The Tree Keepers Oracle is, in my opinion, a natural companion to the Verdance Tarot. The two decks have a certain artistic quality of being in conversation with each other; it's very apparent that some of the Tree Keepers illustrations are earlier draft versions of designs which later found their way into Verdance in a more refined and stylistically consistent form. Despite being published under separate imprints, they also have very similar box art and deck boxes, so they display very nicely together. The tone of the Tree Keepers Oracle is gentle, encouraging, and oriented around a mindset of personal growth and improvement. The way it addresses negative topics is strictly focused on healing from the negativity, so this deck is not well disposed toward shadow work. It spends a lot of attention on comforting one's inner child, accepting one's past, strengthening one's social boundaries and moral backbone, and approaching the unknown future without timidity.

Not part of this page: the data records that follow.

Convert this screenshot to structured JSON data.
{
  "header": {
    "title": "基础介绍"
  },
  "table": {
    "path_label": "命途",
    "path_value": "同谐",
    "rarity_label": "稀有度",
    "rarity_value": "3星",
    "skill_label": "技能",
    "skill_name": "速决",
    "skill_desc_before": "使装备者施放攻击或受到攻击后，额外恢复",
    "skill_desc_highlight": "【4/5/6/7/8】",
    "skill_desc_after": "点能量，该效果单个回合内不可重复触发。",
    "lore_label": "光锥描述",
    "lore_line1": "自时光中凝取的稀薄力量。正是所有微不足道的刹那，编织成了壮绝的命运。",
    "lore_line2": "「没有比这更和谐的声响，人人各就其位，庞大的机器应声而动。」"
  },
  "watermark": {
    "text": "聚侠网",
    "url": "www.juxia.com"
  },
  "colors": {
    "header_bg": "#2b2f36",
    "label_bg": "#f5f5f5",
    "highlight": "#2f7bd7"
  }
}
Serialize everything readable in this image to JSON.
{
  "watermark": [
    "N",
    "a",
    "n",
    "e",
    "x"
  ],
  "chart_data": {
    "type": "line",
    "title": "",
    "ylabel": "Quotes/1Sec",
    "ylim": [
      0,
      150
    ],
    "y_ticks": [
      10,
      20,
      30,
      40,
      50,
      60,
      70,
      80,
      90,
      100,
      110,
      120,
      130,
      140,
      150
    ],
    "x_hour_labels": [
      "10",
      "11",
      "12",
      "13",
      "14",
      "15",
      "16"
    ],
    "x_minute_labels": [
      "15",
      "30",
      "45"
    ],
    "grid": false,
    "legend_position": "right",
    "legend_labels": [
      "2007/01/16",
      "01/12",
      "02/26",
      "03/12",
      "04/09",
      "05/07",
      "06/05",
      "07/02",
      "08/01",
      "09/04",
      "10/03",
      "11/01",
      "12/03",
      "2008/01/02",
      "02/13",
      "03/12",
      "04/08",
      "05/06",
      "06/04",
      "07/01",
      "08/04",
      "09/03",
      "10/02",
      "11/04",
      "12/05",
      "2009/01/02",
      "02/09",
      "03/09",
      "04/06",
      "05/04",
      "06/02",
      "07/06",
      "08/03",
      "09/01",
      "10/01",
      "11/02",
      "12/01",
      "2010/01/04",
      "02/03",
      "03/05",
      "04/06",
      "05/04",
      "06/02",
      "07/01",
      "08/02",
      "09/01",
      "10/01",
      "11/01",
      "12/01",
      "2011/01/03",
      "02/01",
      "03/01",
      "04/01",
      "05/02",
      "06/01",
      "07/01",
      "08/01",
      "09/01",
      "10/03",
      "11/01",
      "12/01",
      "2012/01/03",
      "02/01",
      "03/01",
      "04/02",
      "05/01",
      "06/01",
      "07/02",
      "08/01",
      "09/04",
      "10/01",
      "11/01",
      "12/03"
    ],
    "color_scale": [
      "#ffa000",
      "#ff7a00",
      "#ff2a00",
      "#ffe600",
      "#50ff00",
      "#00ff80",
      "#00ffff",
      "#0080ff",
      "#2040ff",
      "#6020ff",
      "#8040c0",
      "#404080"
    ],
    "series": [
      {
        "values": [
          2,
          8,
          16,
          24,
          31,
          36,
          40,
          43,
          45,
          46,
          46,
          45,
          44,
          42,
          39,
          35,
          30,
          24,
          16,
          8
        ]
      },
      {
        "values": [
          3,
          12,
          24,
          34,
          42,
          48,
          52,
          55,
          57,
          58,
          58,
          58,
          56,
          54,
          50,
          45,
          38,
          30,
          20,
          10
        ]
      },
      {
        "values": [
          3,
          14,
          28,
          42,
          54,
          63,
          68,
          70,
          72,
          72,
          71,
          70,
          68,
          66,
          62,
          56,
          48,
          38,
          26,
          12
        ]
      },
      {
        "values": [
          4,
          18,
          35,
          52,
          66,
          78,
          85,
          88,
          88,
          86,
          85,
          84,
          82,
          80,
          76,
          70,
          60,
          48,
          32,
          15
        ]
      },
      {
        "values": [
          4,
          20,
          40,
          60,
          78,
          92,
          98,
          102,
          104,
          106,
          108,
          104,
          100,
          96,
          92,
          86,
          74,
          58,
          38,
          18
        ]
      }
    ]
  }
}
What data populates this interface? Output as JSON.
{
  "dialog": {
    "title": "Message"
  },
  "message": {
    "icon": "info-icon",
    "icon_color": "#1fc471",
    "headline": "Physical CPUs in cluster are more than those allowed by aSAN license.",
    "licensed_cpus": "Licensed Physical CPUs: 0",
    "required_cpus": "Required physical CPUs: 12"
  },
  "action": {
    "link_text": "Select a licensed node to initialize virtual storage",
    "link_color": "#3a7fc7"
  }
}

It's a very easy deck to read, with a blessedly concise guidebook. Where Tarot decks benefit from very in-depth explanations of every card, oracle decks are better suited for simplicity and exceedingly literal summaries, since their very structure of fewer cards and straightforward card titles is geared for expedience rather than ritual. I'm happy to recommend this one, and I find no fault in it that isn't typical of most oracle decks. It's lovely even just to have as an objet d'art.